Thankfully, with the enactment of the 19th Amendment in April, the appointment of the Constitutional Council and the Independent Commissions in September, Sri Lanka has taken significant steps towards the restoration of the Rule of Law, the independence of the judicial and Police Services. In the afterglow of this, the BASL, along with the Justice Ministry and the Legal Aid Commission will be playing a pivotal and practical role in the National Law Week from November 23 to November 29.
At a news conference on Wednesday, BASL Chairman U. R. de Silva said the National Law Week – on the theme ‘Towards a Just and Law Abiding Society’ – would help the people, especially the impoverished and marginalised, to become aware of their legal rights and the right to justice.

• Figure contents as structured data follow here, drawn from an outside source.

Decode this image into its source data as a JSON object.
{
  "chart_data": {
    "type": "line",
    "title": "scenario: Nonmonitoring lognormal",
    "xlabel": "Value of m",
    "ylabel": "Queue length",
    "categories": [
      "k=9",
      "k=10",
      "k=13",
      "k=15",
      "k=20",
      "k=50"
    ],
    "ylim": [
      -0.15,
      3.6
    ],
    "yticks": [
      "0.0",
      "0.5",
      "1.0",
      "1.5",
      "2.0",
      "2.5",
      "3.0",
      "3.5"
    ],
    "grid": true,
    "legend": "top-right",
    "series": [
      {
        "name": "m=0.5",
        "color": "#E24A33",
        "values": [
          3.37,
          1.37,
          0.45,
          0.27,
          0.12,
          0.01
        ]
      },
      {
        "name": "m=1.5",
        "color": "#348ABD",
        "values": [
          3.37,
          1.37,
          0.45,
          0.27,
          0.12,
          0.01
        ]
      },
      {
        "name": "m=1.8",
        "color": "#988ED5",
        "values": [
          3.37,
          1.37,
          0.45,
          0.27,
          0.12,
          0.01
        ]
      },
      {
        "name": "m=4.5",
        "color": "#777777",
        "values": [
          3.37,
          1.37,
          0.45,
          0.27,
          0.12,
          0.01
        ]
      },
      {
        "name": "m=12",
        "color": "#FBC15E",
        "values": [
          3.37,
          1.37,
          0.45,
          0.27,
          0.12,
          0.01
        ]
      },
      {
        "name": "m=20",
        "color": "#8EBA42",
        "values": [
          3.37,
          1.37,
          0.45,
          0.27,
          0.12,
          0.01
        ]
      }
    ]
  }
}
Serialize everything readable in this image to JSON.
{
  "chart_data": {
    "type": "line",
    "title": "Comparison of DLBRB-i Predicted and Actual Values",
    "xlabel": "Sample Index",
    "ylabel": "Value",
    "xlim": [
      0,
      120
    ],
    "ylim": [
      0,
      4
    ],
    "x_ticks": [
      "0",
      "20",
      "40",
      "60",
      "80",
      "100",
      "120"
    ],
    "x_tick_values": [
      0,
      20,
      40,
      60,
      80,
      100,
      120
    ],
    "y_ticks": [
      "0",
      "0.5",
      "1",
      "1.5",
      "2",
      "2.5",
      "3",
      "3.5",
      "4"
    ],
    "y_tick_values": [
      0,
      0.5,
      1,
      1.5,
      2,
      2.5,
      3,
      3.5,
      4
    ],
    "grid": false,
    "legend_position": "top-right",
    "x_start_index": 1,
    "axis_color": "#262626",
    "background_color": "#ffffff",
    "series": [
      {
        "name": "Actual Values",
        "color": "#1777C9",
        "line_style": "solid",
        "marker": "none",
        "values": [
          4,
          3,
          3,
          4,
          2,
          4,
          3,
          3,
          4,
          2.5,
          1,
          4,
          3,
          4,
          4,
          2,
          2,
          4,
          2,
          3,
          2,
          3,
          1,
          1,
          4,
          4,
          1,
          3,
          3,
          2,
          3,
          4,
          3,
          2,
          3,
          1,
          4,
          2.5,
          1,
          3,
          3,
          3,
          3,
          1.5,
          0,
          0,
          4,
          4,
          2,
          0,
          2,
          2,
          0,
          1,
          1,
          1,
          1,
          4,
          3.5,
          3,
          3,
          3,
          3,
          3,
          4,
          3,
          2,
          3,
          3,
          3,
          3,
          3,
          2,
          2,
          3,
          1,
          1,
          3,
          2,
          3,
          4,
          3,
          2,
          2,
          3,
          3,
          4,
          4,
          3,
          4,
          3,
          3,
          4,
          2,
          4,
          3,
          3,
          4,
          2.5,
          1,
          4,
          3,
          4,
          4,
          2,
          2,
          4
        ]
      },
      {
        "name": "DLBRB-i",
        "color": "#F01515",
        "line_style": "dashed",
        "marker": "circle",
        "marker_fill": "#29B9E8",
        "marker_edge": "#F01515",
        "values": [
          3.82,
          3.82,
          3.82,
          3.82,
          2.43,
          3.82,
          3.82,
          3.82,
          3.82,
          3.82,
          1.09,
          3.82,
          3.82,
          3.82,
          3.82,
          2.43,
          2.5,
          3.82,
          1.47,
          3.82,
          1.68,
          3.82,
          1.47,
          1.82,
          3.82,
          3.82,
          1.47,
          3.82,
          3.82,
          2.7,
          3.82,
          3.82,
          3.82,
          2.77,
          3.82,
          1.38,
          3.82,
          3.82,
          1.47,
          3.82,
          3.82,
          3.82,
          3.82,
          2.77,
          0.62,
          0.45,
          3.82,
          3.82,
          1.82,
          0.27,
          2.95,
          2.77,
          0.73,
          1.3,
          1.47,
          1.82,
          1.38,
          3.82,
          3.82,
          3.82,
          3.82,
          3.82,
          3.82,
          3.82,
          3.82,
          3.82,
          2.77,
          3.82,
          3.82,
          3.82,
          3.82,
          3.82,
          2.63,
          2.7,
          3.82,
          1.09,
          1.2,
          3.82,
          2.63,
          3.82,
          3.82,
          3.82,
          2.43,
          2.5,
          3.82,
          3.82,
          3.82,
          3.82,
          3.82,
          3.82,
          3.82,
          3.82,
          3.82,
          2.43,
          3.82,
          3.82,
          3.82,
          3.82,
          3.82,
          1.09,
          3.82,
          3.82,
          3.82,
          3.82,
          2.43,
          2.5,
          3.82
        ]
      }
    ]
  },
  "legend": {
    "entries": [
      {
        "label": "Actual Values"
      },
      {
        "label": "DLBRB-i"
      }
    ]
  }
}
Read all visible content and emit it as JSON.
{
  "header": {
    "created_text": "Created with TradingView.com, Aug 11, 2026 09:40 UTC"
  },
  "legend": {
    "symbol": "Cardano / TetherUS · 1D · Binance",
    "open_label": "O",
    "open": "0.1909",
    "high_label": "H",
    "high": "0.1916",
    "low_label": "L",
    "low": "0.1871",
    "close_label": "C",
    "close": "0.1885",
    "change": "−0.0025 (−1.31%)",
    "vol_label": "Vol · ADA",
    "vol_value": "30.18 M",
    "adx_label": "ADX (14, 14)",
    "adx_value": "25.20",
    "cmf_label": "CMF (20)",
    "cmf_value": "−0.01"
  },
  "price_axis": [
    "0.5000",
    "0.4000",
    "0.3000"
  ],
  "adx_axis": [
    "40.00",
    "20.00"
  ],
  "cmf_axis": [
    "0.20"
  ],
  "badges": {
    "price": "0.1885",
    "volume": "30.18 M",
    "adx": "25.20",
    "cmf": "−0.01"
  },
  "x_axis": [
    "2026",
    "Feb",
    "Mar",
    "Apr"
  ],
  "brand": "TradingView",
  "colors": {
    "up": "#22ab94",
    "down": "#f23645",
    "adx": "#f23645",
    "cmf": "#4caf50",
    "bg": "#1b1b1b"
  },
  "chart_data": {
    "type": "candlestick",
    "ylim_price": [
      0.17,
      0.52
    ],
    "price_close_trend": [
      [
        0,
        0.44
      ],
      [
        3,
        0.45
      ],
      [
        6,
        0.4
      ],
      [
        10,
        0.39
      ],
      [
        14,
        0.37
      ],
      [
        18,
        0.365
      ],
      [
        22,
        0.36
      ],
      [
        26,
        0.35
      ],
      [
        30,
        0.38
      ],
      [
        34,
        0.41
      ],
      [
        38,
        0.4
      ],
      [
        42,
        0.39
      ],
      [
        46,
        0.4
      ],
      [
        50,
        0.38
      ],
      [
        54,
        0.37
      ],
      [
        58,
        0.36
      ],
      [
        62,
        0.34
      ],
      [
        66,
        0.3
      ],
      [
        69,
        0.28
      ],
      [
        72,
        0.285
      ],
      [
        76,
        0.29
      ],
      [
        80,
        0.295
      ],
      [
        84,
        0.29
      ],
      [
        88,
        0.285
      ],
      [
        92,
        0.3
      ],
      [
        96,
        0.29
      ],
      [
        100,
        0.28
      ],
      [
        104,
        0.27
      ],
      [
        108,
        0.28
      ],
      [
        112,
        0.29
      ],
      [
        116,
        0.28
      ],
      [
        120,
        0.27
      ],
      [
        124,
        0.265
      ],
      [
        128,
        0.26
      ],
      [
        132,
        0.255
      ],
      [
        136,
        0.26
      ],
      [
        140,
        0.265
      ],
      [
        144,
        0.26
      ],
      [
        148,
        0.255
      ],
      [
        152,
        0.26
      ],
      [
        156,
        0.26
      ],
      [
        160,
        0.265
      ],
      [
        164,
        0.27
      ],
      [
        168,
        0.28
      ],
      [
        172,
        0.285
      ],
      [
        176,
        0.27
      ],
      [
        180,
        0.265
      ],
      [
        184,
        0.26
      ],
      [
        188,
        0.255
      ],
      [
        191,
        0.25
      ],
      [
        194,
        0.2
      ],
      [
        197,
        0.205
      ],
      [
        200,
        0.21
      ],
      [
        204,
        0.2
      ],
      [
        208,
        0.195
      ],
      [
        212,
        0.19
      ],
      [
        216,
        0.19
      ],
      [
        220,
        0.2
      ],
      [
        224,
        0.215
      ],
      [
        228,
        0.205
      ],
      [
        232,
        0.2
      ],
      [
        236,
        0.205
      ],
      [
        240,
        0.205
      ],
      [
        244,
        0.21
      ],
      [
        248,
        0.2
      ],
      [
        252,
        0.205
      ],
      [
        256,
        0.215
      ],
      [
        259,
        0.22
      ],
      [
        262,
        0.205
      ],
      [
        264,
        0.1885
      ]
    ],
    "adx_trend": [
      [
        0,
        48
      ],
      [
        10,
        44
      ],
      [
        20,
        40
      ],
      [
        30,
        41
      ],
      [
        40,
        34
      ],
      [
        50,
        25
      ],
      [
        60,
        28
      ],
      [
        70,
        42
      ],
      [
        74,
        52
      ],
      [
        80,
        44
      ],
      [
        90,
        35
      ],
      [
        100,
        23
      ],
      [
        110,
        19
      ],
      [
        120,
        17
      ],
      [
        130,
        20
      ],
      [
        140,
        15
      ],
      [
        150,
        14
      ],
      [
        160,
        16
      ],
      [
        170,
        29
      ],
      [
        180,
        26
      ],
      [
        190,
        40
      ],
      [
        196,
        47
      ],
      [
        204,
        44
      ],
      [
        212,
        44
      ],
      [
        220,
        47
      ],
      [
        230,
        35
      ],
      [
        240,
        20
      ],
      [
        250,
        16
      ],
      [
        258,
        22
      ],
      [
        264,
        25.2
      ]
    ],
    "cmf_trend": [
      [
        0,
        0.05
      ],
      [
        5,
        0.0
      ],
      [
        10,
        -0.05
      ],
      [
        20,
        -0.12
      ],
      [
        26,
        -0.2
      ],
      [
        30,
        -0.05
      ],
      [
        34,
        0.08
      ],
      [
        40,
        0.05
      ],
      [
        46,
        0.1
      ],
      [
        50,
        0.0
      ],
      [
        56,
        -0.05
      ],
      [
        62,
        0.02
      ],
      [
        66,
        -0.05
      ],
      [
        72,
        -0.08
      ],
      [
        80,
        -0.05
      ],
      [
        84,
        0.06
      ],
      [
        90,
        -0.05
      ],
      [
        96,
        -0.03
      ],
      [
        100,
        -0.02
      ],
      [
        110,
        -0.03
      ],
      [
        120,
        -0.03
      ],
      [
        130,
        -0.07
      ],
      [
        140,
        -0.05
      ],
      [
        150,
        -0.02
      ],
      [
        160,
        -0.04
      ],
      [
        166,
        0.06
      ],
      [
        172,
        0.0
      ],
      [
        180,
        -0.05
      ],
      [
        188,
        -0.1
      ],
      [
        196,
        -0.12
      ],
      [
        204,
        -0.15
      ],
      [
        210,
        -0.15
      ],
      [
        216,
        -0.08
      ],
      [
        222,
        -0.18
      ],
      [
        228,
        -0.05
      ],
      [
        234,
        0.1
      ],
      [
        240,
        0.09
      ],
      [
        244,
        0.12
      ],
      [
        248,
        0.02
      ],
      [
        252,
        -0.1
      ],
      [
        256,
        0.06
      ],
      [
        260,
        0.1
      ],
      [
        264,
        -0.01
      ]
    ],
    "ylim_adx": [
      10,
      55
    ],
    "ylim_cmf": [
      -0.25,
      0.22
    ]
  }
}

We need to remember that, while the law is important, the dimension of Justice is much higher. In the broadest perspective, we know that the solution to poverty alleviation is not just charity, the trickle-down theory or the crumbs from the table – but justice, which means a structural change to bring about a more equitable distribution of wealth and resources. Thus, the people need to be educated on the vital difference between charity and justice. One historic instance might help clarify this. In July 1980, thousands of public servants who joined a strike were sacked. After a long political battle, an agreement was reached to pay compensation to the sacked workers. The widely-respected Bishop Lakshman Wickremesinghe summed up the deal by saying it was the day when justice ended and charity began.
The BASL Chairman said on Wednesday there had been several complaints by people who had been treated unlawfully by the Police, and most of these complaints came from low-income or impoverished people. This shows that during recent years, the law had become not just an ordinary ass but the ass of the rich and ruling elite, led by wealthy politicians and officials corrupted by the greed to become wealthier.
The BASL, reaching out to the impoverished people, has invited those who need special assistance in handling their legal matters to contact the association on its hotlines 011-3133864 and 011-3133862 before the Law Week begins. BASL President Geoffrey Alagaratnam said legal awareness programmes would be carried out in 55 different locations in several districts.
With the Parliamentary Opposition struggling in a web of confusion, the people and civic action groups are now being called upon to play the role of the watchdogs of democracy. We hope the practical dimensions of the National Law Week and other factors would lead to a time when we could say, with Romanian-born Holocaust survivor, Elie Wiesel that there may be times when we are powerless to prevent injustice, but there must never be a time when we fail to protest.